[Haskell-cafe] Editors for Haskell

Brian Hulley brianh at metamilk.com
Wed May 31 14:40:31 EDT 2006

Doaitse Swierstra wrote:
> On 2006 mei 30, at 17:33, Brian Hulley wrote:
>> But the buffer will nearly always be incomplete as you're editing it.
>> I was kind of hoping that the syntax of Haskell could be changed so
>> that for
>> any sequence of characters there would be a unique parse that had a
>> minimum
>> number of "gaps" inserted by the editor to create a complete parse
>> tree, and
>> moreover that this parse could be found by deterministic LL1
>> recursive descent.
> If you use my parsercombinators, and are willing to work on the
> grammar I think this can in principle be done. The combinators
> automatically "correct" incorrect (i.e. in this case incomplete)
> input, but:
>  - you may really need some time to tune the grammar so the
> corrections are what a user might expect (there are many hooks for
> doing so, but it will takje some effort, since this s also a human
> interface issue)
>  - making a Haskell grammar that parsers top-down is not an easy
> task, and making it LL1 is definitely impossible, but also not needed
> if you use my combinators
> Not only the =>, but e.g. the commonality between patterns and
> expressions makes left factorisation a not so simple task.

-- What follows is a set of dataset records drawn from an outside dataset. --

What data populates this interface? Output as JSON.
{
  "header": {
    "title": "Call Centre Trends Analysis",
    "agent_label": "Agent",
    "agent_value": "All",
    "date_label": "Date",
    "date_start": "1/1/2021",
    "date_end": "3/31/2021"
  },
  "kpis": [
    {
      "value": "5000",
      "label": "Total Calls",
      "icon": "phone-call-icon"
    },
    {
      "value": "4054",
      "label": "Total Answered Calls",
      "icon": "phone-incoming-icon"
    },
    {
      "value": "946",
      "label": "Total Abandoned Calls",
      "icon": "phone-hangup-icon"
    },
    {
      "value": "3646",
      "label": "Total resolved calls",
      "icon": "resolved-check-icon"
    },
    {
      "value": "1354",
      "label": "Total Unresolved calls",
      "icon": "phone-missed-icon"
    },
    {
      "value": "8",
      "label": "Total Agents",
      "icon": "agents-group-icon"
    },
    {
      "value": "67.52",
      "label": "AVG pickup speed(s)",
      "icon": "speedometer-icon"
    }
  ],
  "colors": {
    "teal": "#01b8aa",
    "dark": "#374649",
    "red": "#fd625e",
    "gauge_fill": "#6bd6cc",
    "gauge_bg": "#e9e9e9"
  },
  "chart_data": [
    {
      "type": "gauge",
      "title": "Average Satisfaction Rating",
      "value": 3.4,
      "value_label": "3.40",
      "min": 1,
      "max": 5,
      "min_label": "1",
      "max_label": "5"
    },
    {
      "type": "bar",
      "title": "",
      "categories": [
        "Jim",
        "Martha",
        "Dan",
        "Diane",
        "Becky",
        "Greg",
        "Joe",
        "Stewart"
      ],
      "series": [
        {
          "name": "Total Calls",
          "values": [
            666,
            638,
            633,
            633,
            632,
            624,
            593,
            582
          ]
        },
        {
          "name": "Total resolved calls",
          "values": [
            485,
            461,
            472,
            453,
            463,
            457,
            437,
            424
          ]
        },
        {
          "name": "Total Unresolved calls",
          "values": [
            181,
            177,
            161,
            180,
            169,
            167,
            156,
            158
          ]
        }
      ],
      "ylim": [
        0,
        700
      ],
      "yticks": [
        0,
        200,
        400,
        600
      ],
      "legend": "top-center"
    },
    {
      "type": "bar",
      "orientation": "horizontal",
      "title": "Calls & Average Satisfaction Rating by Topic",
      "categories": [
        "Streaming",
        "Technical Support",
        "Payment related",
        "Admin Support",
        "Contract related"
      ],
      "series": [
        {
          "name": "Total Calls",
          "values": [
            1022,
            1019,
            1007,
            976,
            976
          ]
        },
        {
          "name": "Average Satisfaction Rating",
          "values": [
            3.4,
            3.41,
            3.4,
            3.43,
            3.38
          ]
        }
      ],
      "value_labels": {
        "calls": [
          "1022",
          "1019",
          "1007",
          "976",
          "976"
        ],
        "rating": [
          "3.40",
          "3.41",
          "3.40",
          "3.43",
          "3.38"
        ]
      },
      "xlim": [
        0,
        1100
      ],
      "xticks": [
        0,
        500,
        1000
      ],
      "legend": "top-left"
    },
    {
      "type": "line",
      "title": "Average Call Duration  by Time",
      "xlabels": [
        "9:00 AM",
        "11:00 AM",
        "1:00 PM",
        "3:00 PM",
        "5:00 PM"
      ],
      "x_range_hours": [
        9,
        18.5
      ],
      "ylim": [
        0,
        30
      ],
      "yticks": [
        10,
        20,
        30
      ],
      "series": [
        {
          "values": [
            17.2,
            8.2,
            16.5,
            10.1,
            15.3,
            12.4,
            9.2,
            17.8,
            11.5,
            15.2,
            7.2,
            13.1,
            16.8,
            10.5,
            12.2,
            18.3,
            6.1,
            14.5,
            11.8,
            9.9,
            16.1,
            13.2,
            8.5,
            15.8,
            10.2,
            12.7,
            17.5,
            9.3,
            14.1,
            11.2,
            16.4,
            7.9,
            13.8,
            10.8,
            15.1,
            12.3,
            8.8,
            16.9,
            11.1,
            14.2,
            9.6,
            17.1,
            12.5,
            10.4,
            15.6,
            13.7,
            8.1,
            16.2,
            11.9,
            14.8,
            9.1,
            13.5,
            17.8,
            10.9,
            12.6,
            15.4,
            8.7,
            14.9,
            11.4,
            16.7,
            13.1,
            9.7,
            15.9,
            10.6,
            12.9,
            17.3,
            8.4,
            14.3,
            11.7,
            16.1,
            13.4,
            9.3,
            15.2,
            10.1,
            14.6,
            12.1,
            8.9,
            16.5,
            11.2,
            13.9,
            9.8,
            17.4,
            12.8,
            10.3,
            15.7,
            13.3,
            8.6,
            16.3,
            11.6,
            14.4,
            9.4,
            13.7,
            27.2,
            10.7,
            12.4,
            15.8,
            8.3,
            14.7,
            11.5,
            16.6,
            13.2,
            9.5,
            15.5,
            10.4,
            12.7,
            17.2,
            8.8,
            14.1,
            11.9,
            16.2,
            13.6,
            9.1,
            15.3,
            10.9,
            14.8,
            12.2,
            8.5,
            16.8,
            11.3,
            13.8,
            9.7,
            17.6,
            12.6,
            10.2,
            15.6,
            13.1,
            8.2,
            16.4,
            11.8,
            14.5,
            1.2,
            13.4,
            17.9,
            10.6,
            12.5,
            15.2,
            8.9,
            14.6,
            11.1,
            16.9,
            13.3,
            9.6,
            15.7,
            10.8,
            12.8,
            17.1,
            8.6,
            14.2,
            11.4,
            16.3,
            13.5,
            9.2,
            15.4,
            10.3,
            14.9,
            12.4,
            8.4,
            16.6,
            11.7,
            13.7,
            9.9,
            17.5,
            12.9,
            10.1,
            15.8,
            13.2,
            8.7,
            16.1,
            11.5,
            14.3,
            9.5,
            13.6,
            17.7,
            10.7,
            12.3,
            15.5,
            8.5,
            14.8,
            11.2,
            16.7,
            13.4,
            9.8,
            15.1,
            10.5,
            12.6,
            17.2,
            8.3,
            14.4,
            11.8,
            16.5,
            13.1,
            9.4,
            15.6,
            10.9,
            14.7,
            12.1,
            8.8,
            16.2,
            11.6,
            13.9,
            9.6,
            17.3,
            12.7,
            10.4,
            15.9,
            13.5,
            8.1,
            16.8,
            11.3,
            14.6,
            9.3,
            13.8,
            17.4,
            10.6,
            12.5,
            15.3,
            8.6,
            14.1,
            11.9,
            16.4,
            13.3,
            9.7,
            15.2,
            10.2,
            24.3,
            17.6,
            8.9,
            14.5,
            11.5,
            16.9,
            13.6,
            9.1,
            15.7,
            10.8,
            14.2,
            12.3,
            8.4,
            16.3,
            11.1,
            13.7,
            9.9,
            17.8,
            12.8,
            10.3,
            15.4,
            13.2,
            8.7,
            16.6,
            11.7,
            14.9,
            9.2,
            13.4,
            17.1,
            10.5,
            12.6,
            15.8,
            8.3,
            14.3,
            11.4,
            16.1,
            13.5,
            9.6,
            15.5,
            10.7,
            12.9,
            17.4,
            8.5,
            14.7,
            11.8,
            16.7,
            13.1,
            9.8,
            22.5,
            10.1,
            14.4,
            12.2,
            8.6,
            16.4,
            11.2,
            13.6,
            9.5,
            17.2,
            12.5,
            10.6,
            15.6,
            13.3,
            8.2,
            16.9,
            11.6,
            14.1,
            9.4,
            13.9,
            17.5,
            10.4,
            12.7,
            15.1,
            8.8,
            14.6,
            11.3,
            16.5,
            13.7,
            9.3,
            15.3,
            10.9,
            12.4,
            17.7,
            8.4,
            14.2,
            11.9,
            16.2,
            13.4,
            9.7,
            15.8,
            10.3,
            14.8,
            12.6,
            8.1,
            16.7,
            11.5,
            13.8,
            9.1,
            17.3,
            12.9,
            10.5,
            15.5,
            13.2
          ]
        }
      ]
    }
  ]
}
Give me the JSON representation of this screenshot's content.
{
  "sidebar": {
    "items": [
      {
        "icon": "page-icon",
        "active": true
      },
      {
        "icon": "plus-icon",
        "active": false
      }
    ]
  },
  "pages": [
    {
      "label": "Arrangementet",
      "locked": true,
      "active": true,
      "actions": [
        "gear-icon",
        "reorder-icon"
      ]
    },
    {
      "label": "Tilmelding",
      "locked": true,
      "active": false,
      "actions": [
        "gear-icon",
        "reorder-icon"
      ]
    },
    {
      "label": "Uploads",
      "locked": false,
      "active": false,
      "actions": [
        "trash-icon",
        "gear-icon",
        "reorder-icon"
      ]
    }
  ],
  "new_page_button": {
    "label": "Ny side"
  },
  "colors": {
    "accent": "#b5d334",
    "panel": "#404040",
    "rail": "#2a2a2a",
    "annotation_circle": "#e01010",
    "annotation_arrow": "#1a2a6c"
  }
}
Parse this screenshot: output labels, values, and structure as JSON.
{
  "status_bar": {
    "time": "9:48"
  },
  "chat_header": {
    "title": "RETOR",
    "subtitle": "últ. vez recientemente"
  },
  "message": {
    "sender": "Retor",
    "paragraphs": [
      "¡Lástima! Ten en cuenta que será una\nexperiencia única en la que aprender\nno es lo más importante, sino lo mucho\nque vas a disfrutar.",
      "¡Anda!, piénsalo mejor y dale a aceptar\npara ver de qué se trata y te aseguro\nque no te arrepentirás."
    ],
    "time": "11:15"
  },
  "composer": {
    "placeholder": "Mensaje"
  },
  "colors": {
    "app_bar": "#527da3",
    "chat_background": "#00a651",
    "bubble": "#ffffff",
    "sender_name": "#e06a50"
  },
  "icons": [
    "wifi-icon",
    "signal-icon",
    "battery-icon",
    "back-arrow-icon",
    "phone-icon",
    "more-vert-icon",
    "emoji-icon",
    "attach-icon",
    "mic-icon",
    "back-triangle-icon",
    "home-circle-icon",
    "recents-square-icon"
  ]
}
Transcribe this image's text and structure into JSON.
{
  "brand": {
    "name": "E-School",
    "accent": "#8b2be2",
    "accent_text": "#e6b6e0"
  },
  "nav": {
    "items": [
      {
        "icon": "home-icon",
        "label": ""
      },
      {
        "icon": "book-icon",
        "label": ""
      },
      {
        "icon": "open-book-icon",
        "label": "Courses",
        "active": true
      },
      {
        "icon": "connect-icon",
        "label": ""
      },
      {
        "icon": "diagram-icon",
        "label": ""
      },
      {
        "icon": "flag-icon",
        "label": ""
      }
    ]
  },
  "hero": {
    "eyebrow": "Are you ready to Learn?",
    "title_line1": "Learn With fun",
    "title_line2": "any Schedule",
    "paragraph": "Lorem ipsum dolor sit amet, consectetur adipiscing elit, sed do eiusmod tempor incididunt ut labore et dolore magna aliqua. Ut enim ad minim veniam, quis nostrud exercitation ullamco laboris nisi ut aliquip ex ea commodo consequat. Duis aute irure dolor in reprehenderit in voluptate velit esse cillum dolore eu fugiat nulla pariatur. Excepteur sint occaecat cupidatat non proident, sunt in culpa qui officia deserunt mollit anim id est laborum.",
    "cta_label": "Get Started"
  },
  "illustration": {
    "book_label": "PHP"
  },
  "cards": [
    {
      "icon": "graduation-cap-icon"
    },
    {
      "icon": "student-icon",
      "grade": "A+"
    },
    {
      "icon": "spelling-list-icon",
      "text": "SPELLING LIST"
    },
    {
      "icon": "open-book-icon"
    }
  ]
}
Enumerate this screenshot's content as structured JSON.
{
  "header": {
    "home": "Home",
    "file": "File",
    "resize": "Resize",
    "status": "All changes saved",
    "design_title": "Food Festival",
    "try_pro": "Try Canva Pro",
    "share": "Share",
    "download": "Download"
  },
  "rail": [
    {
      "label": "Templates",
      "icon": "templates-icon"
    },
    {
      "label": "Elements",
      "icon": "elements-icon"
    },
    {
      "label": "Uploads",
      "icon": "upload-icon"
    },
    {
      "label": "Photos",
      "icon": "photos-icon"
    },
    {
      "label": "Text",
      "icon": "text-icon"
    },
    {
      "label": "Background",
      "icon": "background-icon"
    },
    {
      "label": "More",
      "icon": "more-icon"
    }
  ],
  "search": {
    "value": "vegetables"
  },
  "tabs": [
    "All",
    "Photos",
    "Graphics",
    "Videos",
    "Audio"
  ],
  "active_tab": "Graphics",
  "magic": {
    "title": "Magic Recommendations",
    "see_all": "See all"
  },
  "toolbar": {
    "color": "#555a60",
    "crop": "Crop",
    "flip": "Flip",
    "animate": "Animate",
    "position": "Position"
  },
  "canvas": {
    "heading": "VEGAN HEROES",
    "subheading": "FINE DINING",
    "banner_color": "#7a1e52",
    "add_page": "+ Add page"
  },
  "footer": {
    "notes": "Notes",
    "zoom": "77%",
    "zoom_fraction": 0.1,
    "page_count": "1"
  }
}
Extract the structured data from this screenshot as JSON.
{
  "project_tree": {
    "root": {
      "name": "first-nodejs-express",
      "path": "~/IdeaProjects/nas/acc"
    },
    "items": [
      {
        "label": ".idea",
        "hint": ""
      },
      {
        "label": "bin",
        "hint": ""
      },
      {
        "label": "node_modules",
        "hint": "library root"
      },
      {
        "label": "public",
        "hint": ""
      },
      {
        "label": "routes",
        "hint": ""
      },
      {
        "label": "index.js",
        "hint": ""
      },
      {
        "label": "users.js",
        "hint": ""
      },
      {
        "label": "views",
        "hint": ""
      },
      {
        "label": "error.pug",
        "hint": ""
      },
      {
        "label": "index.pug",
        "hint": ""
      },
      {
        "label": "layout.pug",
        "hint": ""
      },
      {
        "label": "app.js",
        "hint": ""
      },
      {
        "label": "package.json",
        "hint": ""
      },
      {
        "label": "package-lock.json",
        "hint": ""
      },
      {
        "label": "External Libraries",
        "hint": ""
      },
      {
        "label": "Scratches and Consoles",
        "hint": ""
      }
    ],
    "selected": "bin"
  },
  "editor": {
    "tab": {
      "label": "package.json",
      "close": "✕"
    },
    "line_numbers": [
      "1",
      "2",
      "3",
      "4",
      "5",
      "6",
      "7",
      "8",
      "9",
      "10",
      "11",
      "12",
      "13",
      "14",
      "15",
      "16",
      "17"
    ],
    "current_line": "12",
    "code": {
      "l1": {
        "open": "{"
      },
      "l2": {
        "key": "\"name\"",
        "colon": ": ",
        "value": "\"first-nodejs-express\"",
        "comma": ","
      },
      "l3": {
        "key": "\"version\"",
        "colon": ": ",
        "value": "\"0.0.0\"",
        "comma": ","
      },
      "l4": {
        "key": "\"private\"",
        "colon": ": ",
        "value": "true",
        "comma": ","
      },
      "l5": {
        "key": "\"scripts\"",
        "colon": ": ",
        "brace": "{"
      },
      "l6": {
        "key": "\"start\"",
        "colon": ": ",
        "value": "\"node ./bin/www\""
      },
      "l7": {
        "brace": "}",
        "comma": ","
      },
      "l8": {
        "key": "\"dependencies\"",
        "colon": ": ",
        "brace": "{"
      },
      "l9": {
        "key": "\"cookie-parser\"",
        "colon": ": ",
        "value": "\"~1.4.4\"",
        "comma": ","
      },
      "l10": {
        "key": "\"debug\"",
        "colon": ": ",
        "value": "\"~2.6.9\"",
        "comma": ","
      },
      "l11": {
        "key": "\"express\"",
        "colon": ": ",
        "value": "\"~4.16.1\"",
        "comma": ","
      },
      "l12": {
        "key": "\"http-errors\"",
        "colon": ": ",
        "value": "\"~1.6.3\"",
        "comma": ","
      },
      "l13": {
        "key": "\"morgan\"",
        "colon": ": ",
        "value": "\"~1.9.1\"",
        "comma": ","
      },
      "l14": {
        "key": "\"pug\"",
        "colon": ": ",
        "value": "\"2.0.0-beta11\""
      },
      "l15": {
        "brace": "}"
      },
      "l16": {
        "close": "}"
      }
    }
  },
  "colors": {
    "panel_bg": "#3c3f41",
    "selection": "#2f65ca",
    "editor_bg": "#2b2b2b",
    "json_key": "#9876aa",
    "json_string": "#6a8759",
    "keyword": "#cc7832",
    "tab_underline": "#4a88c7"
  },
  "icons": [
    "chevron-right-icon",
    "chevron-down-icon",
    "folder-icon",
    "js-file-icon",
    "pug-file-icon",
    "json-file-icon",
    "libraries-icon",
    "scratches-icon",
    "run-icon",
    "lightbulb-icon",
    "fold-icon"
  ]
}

My idea was to use a coarse grammar for parsing, rather than H98 directly, 
so that the parser could "see" common errors like

   newtype T a = T a a -- only one value may be wrapped by a newtype

The coarse grammar can be LL1.
The purpose of using LL1 is to ensure that the fontification would remain 
stable whenever the user types text from left to right ie gaps get filled in 
rather than the parser deciding on wildly different parses. (Just as type 
inference has to be predictable enough for users to get a feeling for so 
does parsing I think.)
As John pointed out, code can be edited by going back and forward filling in 
gaps but in this case there is no issue of stability to worry about.

I'm also not at all keen on using higher levels of analysis (such as knowing 
whether SomeId referes to a tycon or class name) to drive the parsing. I'm 
really wanting something quite simple so that the editor doesn't become so 
"clever" that it becomes unpredictable and annoying.

>  - we could in principle provide you with a complete parser for
> Haskell using our combinators that was tested by replacing the GHC
> parser with this parser, and that worked (contact athurb at cs.uu.nl to
> get a copy of his code)

Thanks for the pointer - I'll keep this possibility in mind.

>  - did you think about how to handle the offside rule? If not, the
> good news is that we have combinators for that too.

In my C implementation it turned out to be quite simple to handle, but also 
was something which prevented me from using a table-based approach (although 
at the time I'd only understood the rule as inserting an implicit } whenever 
the parse would otherwise get stuck).

The needs of incremental parsing also force some changes to Haskell syntax. 
For example, currently the layout rule is switched off by an opening {, but 
this is no use if you need to maintain invariants about the structure of the 
buffer eg that you can search back and forwards for the beginning of top 
level declarations by examining the leftmost column (a simpler solution 
would have been to use a symbol such as {} at the top of a module to 
indicate that the module as a whole doesn't use layout at all). Also, 
multi-line strings (being multi-line lexemes) are a real nusiance as well, 
and I don't think they look good in any case (unlines can always be used 
instead and looks much neater imho) - so probably in the first instance at 
least I won't bother trying to support these little-used quirks and with any 
luck they'll be killed off in future versions of Haskell... ;-)

Anyway, thanks (also to everyone else who replied) - there's lots of ideas 
for me to consider,


Logic empowers us and Love gives us purpose.
Yet still phantoms restless for eras long past,
congealed in the present in unthought forms,
strive mightily unseen to destroy us.